M. Bear : Oui, la Loi sur la gestion des terres des premières nations a été un élément clé de notre réussite sur les plans développement économique et développement communautaire, car nous ne pouvons pas oublier le volet résidentiel. Les nouvelles possibilités de propriété privée résidentielle viennent renforcer l'autonomie de nos membres, qui peuvent maintenant construire les maisons qu'ils veulent avoir. Au fur et à mesure qu'ils s'instruisent et gagnent de meilleurs salaires, ils acquièrent les moyens de se payer une hypothèque et de se faire construire le genre de maison qu'ils veulent. S'ils veulent ajouter à leur unité un garage à deux places, alors pourquoi ne devraient-ils pas pouvoir le faire?
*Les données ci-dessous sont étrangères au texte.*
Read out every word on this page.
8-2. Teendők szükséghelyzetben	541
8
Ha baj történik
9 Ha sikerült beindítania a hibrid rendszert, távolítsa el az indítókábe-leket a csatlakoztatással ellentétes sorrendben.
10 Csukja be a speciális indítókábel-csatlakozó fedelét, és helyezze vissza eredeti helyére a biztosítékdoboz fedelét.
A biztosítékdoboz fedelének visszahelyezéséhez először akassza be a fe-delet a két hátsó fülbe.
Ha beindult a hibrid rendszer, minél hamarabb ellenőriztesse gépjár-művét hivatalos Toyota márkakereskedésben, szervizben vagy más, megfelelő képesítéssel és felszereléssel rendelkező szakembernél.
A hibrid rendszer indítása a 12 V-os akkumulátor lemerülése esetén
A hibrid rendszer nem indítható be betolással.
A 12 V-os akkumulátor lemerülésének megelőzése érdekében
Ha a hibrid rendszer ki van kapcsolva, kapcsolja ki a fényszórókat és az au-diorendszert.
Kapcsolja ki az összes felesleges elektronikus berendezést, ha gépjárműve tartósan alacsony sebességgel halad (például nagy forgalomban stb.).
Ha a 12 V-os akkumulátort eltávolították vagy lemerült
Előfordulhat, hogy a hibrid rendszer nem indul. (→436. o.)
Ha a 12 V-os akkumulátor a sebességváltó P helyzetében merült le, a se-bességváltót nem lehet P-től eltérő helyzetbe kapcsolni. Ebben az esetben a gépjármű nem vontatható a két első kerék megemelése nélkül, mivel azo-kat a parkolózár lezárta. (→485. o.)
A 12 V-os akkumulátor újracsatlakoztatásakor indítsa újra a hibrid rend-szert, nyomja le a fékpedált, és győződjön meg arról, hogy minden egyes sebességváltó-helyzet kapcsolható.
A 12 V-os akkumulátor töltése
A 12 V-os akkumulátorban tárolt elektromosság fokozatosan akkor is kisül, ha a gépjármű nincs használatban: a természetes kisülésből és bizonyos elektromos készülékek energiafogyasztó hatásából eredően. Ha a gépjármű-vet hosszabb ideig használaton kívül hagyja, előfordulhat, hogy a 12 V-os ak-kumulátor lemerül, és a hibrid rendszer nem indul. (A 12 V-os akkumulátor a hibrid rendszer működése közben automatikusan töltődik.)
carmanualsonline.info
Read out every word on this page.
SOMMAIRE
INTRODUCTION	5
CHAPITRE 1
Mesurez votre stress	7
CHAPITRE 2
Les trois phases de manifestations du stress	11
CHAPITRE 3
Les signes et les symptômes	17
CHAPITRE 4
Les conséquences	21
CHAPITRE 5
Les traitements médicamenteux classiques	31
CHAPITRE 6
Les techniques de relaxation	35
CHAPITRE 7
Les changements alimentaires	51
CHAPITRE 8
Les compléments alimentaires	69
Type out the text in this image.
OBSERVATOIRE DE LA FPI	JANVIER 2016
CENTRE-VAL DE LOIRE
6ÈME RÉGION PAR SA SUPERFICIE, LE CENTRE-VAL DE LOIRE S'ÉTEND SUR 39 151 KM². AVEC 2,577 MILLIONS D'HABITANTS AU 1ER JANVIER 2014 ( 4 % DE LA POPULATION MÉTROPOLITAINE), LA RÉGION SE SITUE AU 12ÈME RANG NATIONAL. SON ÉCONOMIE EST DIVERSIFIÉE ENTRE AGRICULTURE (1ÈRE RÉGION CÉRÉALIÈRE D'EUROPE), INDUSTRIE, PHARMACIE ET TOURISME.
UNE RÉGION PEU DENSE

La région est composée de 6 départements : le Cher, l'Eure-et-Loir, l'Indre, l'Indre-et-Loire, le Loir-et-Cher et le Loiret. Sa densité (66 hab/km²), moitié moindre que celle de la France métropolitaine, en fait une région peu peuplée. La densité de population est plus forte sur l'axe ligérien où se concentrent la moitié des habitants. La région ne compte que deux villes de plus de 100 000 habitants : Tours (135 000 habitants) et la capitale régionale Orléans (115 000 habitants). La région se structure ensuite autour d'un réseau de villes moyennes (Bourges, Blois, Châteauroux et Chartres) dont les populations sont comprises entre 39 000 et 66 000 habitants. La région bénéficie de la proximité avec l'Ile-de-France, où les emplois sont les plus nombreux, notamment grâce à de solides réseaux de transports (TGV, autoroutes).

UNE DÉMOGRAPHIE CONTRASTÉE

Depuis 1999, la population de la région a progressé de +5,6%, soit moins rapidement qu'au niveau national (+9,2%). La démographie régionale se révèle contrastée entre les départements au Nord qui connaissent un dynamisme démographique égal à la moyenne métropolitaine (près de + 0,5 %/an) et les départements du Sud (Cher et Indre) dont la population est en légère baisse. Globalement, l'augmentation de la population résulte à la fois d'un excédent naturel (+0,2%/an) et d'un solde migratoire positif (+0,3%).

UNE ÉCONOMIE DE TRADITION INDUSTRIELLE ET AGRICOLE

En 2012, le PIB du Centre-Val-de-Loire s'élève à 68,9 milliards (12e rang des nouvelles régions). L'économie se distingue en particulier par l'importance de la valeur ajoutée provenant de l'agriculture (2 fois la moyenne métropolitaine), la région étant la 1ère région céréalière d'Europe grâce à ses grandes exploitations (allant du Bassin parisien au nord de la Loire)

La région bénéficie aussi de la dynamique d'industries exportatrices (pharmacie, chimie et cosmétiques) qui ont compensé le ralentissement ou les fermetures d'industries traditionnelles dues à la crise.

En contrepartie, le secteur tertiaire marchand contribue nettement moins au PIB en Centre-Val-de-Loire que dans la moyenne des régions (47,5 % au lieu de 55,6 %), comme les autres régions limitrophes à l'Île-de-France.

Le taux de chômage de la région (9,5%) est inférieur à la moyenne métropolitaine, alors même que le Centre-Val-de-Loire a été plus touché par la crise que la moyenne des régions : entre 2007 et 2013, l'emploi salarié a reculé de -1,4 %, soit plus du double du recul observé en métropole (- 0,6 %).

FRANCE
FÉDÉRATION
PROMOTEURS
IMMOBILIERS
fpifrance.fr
Pour ce qui est du financement initial, nous avons élaboré un règlement en matière de droits d'aménagement. Dans le cas de toute nouvelle entreprise désireuse de s'implanter à Saskatoon dans une zone sous-développée, l'entreprise et la ville négociaient la part d'investissement devant venir de la municipalité et la part devant être contribuée par l'entreprise en vue de l'installation des éléments d'infrastructure nécessaires. Nous nous sommes, de la même façon, dotés d'un règlement en matière de droits d'aménagement et nous assoyons avec les intérêts commerciaux pour négocier leur part et celle devant revenir à la collectivité.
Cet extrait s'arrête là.